A four-person research team at a European genomics lab had a model that worked beautifully — in a notebook, on one GPU, run by one person who knew exactly which cells to execute in which order. Turning that into something their collaborators across three countries could rely on felt like a quarter of engineering work. It took a weekend.
This is the story of how they got from prototype to production without hiring an infrastructure team, and what they learned along the way.

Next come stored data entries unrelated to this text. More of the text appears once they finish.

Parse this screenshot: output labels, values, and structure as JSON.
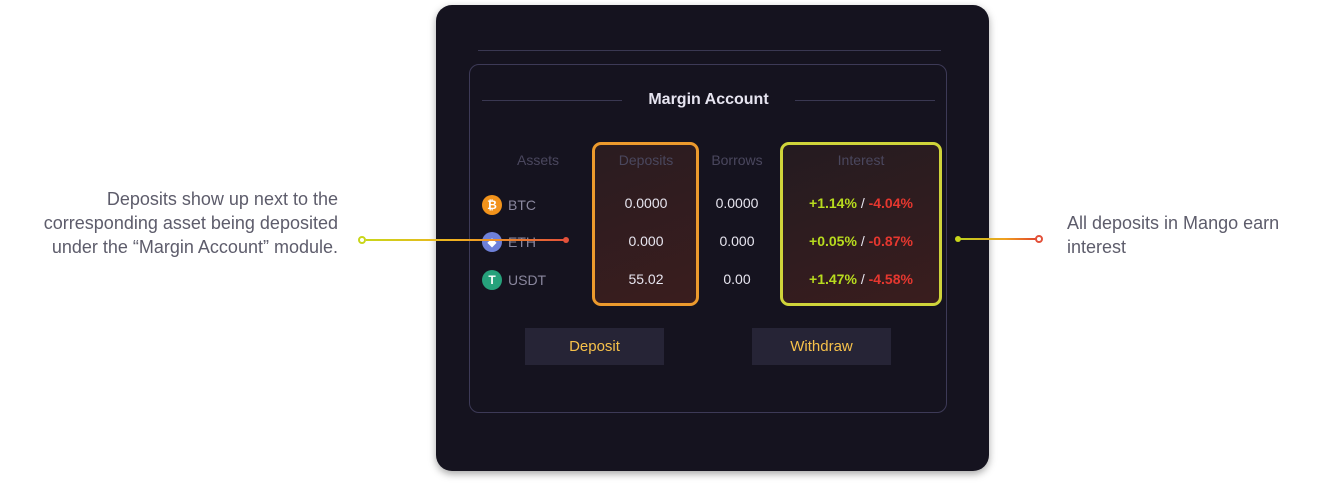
{
  "annotations": {
    "left": "Deposits show up next to the corresponding asset being deposited under the “Margin Account” module.",
    "right": "All deposits in Mango earn interest"
  },
  "panel": {
    "title": "Margin Account",
    "columns": {
      "assets": "Assets",
      "deposits": "Deposits",
      "borrows": "Borrows",
      "interest": "Interest"
    },
    "rows": [
      {
        "asset": "BTC",
        "icon": "bitcoin-icon",
        "deposits": "0.0000",
        "borrows": "0.0000",
        "interest_pos": "+1.14%",
        "interest_sep": "/",
        "interest_neg": "-4.04%"
      },
      {
        "asset": "ETH",
        "icon": "ethereum-icon",
        "deposits": "0.000",
        "borrows": "0.000",
        "interest_pos": "+0.05%",
        "interest_sep": "/",
        "interest_neg": "-0.87%"
      },
      {
        "asset": "USDT",
        "icon": "tether-icon",
        "deposits": "55.02",
        "borrows": "0.00",
        "interest_pos": "+1.47%",
        "interest_sep": "/",
        "interest_neg": "-4.58%"
      }
    ],
    "buttons": {
      "deposit": "Deposit",
      "withdraw": "Withdraw"
    }
  },
  "colors": {
    "card_bg": "#15131f",
    "accent_yellow": "#f6c14a",
    "positive": "#b8dc1e",
    "negative": "#e6372f",
    "highlight_orange": "#ec9a2d",
    "highlight_yellow": "#cfd43a"
  }
}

Friday: containerise and deploy
The first step was the least glamorous: pulling the notebook apart into a small inference module with a clean function signature. From there, our CLI packaged it into a container and pushed it to a GPU-backed endpoint. By Friday evening they had a URL that returned predictions, autoscaled from zero, and cost nothing while idle.
No Kubernetes manifests, no load balancer configuration, no capacity planning. The platform handled placement and scaling; the team handled the science.
Saturday: multi-region and real traffic
With collaborators in Madrid, Frankfurt and Stockholm, latency mattered. Flipping the endpoint to multi-region was a one-line change, and requests began routing to the nearest healthy replica automatically. By Sunday the service was handling real traffic from three sites, with tracing and per-request cost visible in the dashboard.
The lesson they took away wasn’t about any single feature. It was that the gap between “it works on my machine” and “it works for everyone, all the time” had quietly shrunk from months to a weekend.